Unfortunately, the political machinations that produced the Southern Manifesto also demonstrate how pathologically brilliant yet surlily misguided politicians like Democratic United States Senator Richard B. Russell, Jr., of Georgia won over the court of American public opinion in order to deny basic human rights to black southerners nearly one hundred years after their constitutional rights were granted during Reconstruction.

And did you discover anything that was surprising to you?

Yes.  I was surprised to learn that there are still a number of mendacities about the legislative struggles of the Southern Manifesto that prevail both among the general public as well as among academics like myself.  Here, myth has clearly triumphed over fact.  For example, the Southern Manifesto was not written primarily by then Democratic United States Senator J. Strom Thurmond of South Carolina.  The document that ultimately appeared was a collective effort led by Russell, even though Thurmond was able to steal most of credit in the press.  

Further, what both the contemporary as well as present day public think about how the United States Senate worked in the 1950s is largely inaccurate too.  Namely, my research demonstrates that contrary to today’s popular opinion today, in many respects then Democratic Senate Majority Leader Lyndon Johnson proved to be the single greatest obstructionist to substantive federal civil rights legislation during his tenure in the Senate.  This fact may be the greatest irony of modern American political history. Indeed, Johnson’s cowering to the South’s congressional political power in the 1950’s actually positioned him to receive the lion’s share of the credit for the passage of the civil rights acts of 1957, 1960, 1964, and the Voting Rights Act of 1965. 

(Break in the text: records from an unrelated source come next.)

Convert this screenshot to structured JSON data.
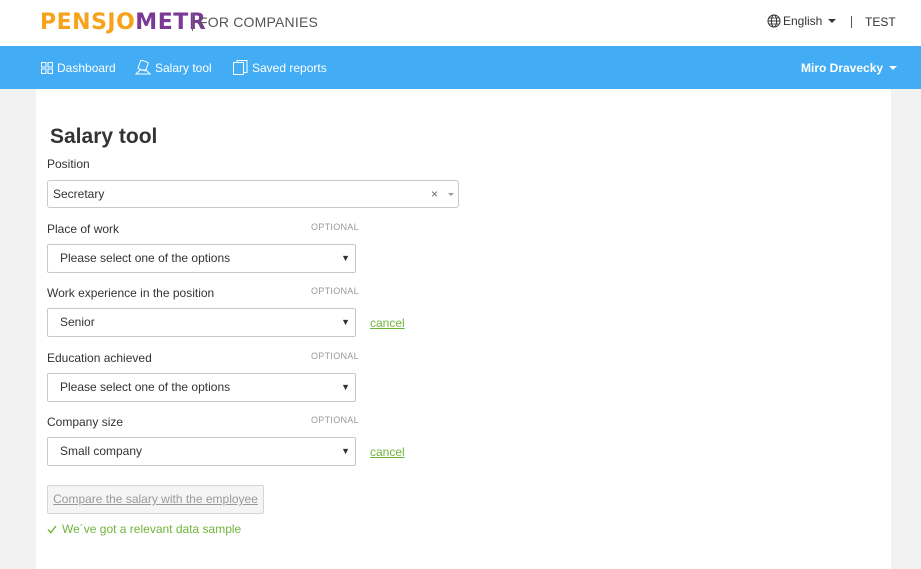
{
  "header": {
    "logo_part1": "PENSJO",
    "logo_part2": "METR",
    "subtitle": "FOR COMPANIES",
    "language": "English",
    "environment": "TEST",
    "colors": {
      "logo_orange": "#f7a21b",
      "logo_purple": "#7b3a96"
    }
  },
  "nav": {
    "items": [
      {
        "label": "Dashboard",
        "icon": "grid-icon"
      },
      {
        "label": "Salary tool",
        "icon": "calculator-icon"
      },
      {
        "label": "Saved reports",
        "icon": "documents-icon"
      }
    ],
    "user": "Miro Dravecky",
    "color": "#42acf5"
  },
  "main": {
    "title": "Salary tool",
    "position": {
      "label": "Position",
      "value": "Secretary",
      "clear": "×"
    },
    "place_of_work": {
      "label": "Place of work",
      "optional": "OPTIONAL",
      "value": "Please select one of the options"
    },
    "experience": {
      "label": "Work experience in the position",
      "optional": "OPTIONAL",
      "value": "Senior",
      "cancel": "cancel"
    },
    "education": {
      "label": "Education achieved",
      "optional": "OPTIONAL",
      "value": "Please select one of the options"
    },
    "company_size": {
      "label": "Company size",
      "optional": "OPTIONAL",
      "value": "Small company",
      "cancel": "cancel"
    },
    "compare_button": "Compare the salary with the employee",
    "status": "We´ve got a relevant data sample",
    "accent_green": "#71b43a"
  }
}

This troubling discovery leads me to believe that when we as Americans build up our heroes by dedicating statues and naming schools, public buildings, and scholarships after politicians, we need to be sure that we have the complete story before doing so.  Namely, after completing this book, I really question just how welcome black people feel on the campus of my alma mater, which pays homage to Fulbright, a man whose professional political career was maintained through a concerted defense of white supremacy.  This is a fact that I just would not have considered twenty years ago as white undergraduate student from the Ozarks.